VLPG-Nav: Object Navigation Using Visual Language Pose Graph and Object Localization Probability Maps
Senthil Hariharan Arul, Dhruva Kumar, Vivek Sugirtharaj, Richard Kim, Xuewei, Qi, Rajasimman Madhivanan, Arnie Sen, Dinesh Manocha
TL;DR
VLPG-Nav addresses the problem of object navigation in household settings with an additional requirement: centering the object in the robot's camera view. It introduces a Visual Language Pose Graph (VLPG) to store VL embeddings tied to robot poses and uses clustering to generate informative initial viewpoints, followed by an object-centering cost to refine pose and a local search driven by an object localization probability map when the object is not visible. The three core contributions are (i) VLPG-based initial viewpoint prediction, (ii) an object-centering formulation with orient and zoom costs, and (iii) a probability-map-guided local search that replans viewpoints to recover visibility under occlusion or displacement; evaluated in simulation and real-world experiments, VLPG-Nav achieves improved SAE over baselines. The work demonstrates practical benefits for memory-constrained robots by leveraging environment priors and online observations to robustly locate and frame target objects, with potential impact on home-assistant robotics and related tasks.
Abstract
We present VLPG-Nav, a visual language navigation method for guiding robots to specified objects within household scenes. Unlike existing methods primarily focused on navigating the robot toward objects, our approach considers the additional challenge of centering the object within the robot's camera view. Our method builds a visual language pose graph (VLPG) that functions as a spatial map of VL embeddings. Given an open vocabulary object query, we plan a viewpoint for object navigation using the VLPG. Despite navigating to the viewpoint, real-world challenges like object occlusion, displacement, and the robot's localization error can prevent visibility. We build an object localization probability map that leverages the robot's current observations and prior VLPG. When the object isn't visible, the probability map is updated and an alternate viewpoint is computed.
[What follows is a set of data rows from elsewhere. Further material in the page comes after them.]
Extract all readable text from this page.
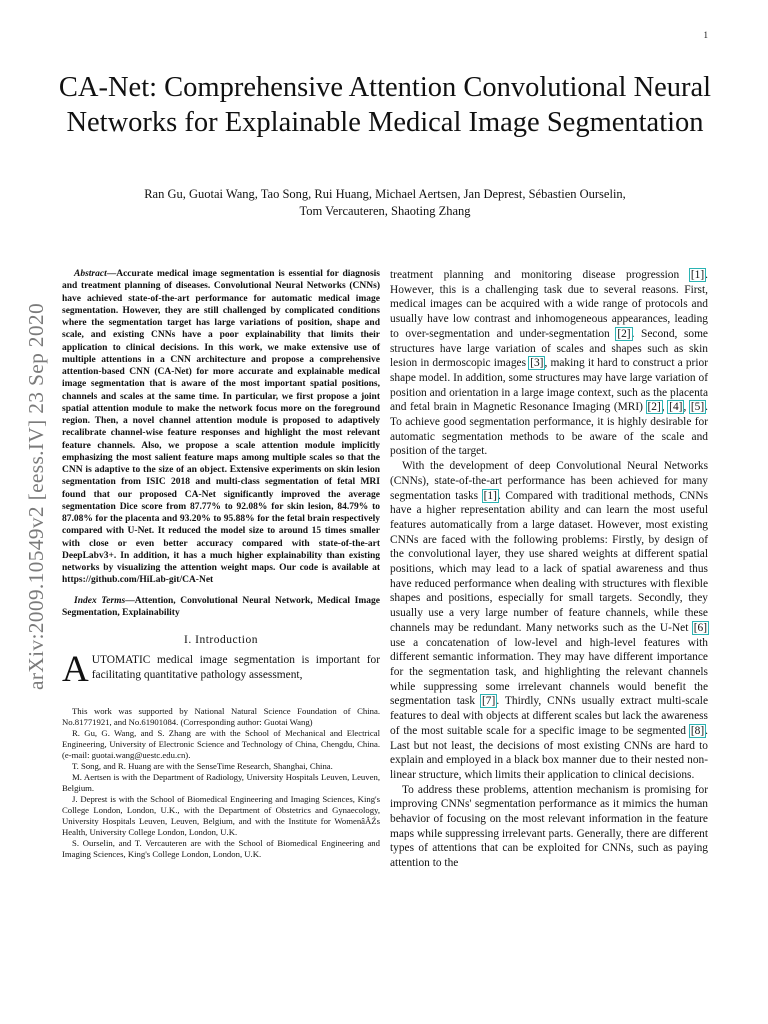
1
arXiv:2009.10549v2 [eess.IV] 23 Sep 2020
CA-Net: Comprehensive Attention Convolutional Neural Networks for Explainable Medical Image Segmentation
Ran Gu, Guotai Wang, Tao Song, Rui Huang, Michael Aertsen, Jan Deprest, Sébastien Ourselin,
Tom Vercauteren, Shaoting Zhang

Abstract—Accurate medical image segmentation is essential for diagnosis and treatment planning of diseases. Convolutional Neural Networks (CNNs) have achieved state-of-the-art performance for automatic medical image segmentation. However, they are still challenged by complicated conditions where the segmentation target has large variations of position, shape and scale, and existing CNNs have a poor explainability that limits their application to clinical decisions. In this work, we make extensive use of multiple attentions in a CNN architecture and propose a comprehensive attention-based CNN (CA-Net) for more accurate and explainable medical image segmentation that is aware of the most important spatial positions, channels and scales at the same time. In particular, we first propose a joint spatial attention module to make the network focus more on the foreground region. Then, a novel channel attention module is proposed to adaptively recalibrate channel-wise feature responses and highlight the most relevant feature channels. Also, we propose a scale attention module implicitly emphasizing the most salient feature maps among multiple scales so that the CNN is adaptive to the size of an object. Extensive experiments on skin lesion segmentation from ISIC 2018 and multi-class segmentation of fetal MRI found that our proposed CA-Net significantly improved the average segmentation Dice score from 87.77% to 92.08% for skin lesion, 84.79% to 87.08% for the placenta and 93.20% to 95.88% for the fetal brain respectively compared with U-Net. It reduced the model size to around 15 times smaller with close or even better accuracy compared with state-of-the-art DeepLabv3+. In addition, it has a much higher explainability than existing networks by visualizing the attention weight maps. Our code is available at https://github.com/HiLab-git/CA-Net

Index Terms—Attention, Convolutional Neural Network, Medical Image Segmentation, Explainability

I. Introduction

AUTOMATIC medical image segmentation is important for facilitating quantitative pathology assessment,

This work was supported by National Natural Science Foundation of China. No.81771921, and No.61901084. (Corresponding author: Guotai Wang)

R. Gu, G. Wang, and S. Zhang are with the School of Mechanical and Electrical Engineering, University of Electronic Science and Technology of China, Chengdu, China. (e-mail: guotai.wang@uestc.edu.cn).

T. Song, and R. Huang are with the SenseTime Research, Shanghai, China.

M. Aertsen is with the Department of Radiology, University Hospitals Leuven, Leuven, Belgium.

J. Deprest is with the School of Biomedical Engineering and Imaging Sciences, King's College London, London, U.K., with the Department of Obstetrics and Gynaecology, University Hospitals Leuven, Leuven, Belgium, and with the Institute for WomenâĂŹs Health, University College London, London, U.K.

S. Ourselin, and T. Vercauteren are with the School of Biomedical Engineering and Imaging Sciences, King's College London, London, U.K.

treatment planning and monitoring disease progression [1]. However, this is a challenging task due to several reasons. First, medical images can be acquired with a wide range of protocols and usually have low contrast and inhomogeneous appearances, leading to over-segmentation and under-segmentation [2]. Second, some structures have large variation of scales and shapes such as skin lesion in dermoscopic images [3], making it hard to construct a prior shape model. In addition, some structures may have large variation of position and orientation in a large image context, such as the placenta and fetal brain in Magnetic Resonance Imaging (MRI) [2], [4], [5]. To achieve good segmentation performance, it is highly desirable for automatic segmentation methods to be aware of the scale and position of the target.

With the development of deep Convolutional Neural Networks (CNNs), state-of-the-art performance has been achieved for many segmentation tasks [1]. Compared with traditional methods, CNNs have a higher representation ability and can learn the most useful features automatically from a large dataset. However, most existing CNNs are faced with the following problems: Firstly, by design of the convolutional layer, they use shared weights at different spatial positions, which may lead to a lack of spatial awareness and thus have reduced performance when dealing with structures with flexible shapes and positions, especially for small targets. Secondly, they usually use a very large number of feature channels, while these channels may be redundant. Many networks such as the U-Net [6] use a concatenation of low-level and high-level features with different semantic information. They may have different importance for the segmentation task, and highlighting the relevant channels while suppressing some irrelevant channels would benefit the segmentation task [7]. Thirdly, CNNs usually extract multi-scale features to deal with objects at different scales but lack the awareness of the most suitable scale for a specific image to be segmented [8]. Last but not least, the decisions of most existing CNNs are hard to explain and employed in a black box manner due to their nested non-linear structure, which limits their application to clinical decisions.

To address these problems, attention mechanism is promising for improving CNNs' segmentation performance as it mimics the human behavior of focusing on the most relevant information in the feature maps while suppressing irrelevant parts. Generally, there are different types of attentions that can be exploited for CNNs, such as paying attention to the
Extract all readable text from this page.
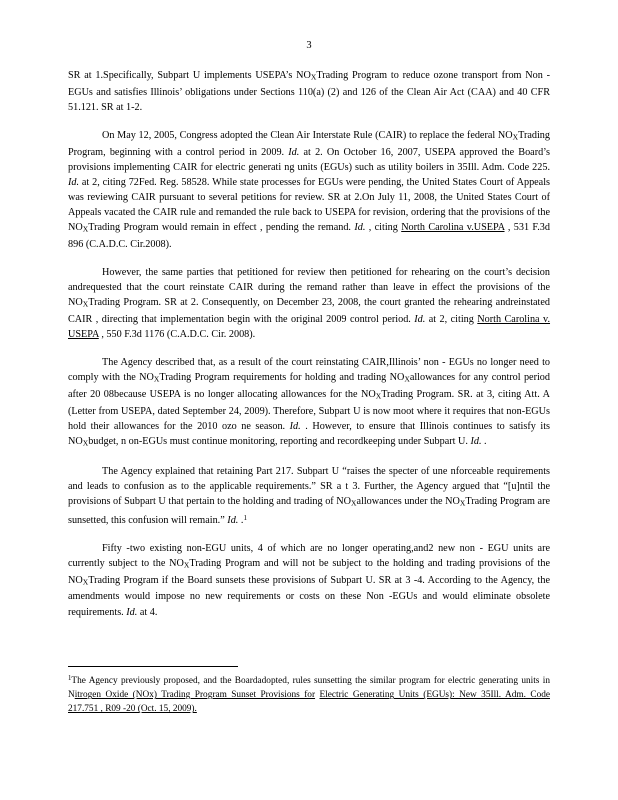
3

SR at 1.Specifically, Subpart U implements USEPA’s $NO_XTrading$ Program to reduce ozone transport from Non -EGUs and satisfies Illinois’ obligations under Sections 110(a) (2) and 126 of the Clean Air Act (CAA) and 40 CFR 51.121. SR at 1-2.

On May 12, 2005, Congress adopted the Clean Air Interstate Rule (CAIR) to replace the federal $NO_XTrading$ Program, beginning with a control period in 2009. Id. at 2. On October 16, 2007, USEPA approved the Board’s provisions implementing CAIR for electric generati ng units (EGUs) such as utility boilers in 35Ill. Adm. Code 225. Id. at 2, citing 72Fed. Reg. 58528. While state processes for EGUs were pending, the United States Court of Appeals was reviewing CAIR pursuant to several petitions for review. SR at 2.On July 11, 2008, the United States Court of Appeals vacated the CAIR rule and remanded the rule back to USEPA for revision, ordering that the provisions of the $NO_XTrading$ Program would remain in effect , pending the remand. Id. , citing North Carolina v.USEPA , 531 F.3d 896 (C.A.D.C. Cir.2008).

However, the same parties that petitioned for review then petitioned for rehearing on the court’s decision andrequested that the court reinstate CAIR during the remand rather than leave in effect the provisions of the $NO_XTrading$ Program. SR at 2. Consequently, on December 23, 2008, the court granted the rehearing andreinstated CAIR , directing that implementation begin with the original 2009 control period. Id. at 2, citing North Carolina v. USEPA , 550 F.3d 1176 (C.A.D.C. Cir. 2008).

The Agency described that, as a result of the court reinstating CAIR,Illinois’ non - EGUs no longer need to comply with the $NO_XTrading$ Program requirements for holding and trading $NO_Xallowances$ for any control period after 20 08because USEPA is no longer allocating allowances for the $NO_XTrading$ Program. SR. at 3, citing Att. A (Letter from USEPA, dated September 24, 2009). Therefore, Subpart U is now moot where it requires that non-EGUs hold their allowances for the 2010 ozo ne season. Id. . However, to ensure that Illinois continues to satisfy its $NO_Xbudget$, n on-EGUs must continue monitoring, reporting and recordkeeping under Subpart U. Id. .

The Agency explained that retaining Part 217. Subpart U “raises the specter of une nforceable requirements and leads to confusion as to the applicable requirements.” SR a t 3. Further, the Agency argued that “[u]ntil the provisions of Subpart U that pertain to the holding and trading of $NO_Xallowances$ under the $NO_XTrading$ Program are sunsetted, this confusion will remain.” Id. .$^1$

Fifty -two existing non-EGU units, 4 of which are no longer operating,and2 new non - EGU units are currently subject to the $NO_XTrading$ Program and will not be subject to the holding and trading provisions of the $NO_XTrading$ Program if the Board sunsets these provisions of Subpart U. SR at 3 -4. According to the Agency, the amendments would impose no new requirements or costs on these Non -EGUs and would eliminate obsolete requirements. Id. at 4.

$^1$The Agency previously proposed, and the Boardadopted, rules sunsetting the similar program for electric generating units in Nitrogen Oxide (NOx) Trading Program Sunset Provisions for Electric Generating Units (EGUs): New 35Ill. Adm. Code 217.751 , R09 -20 (Oct. 15, 2009).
In addition, we propose an object-centering formulation that locally adjusts the robot's pose to center the object in the camera view. We evaluate the effectiveness of our approach through simulations and real-world experiments, evaluating its ability to successfully view and center the object within the camera field of view. VLPG-Nav demonstrates improved performance in locating the object, navigating around occlusions, and centering the object within the robot's camera view, outperforming the selected baselines in the evaluation metrics.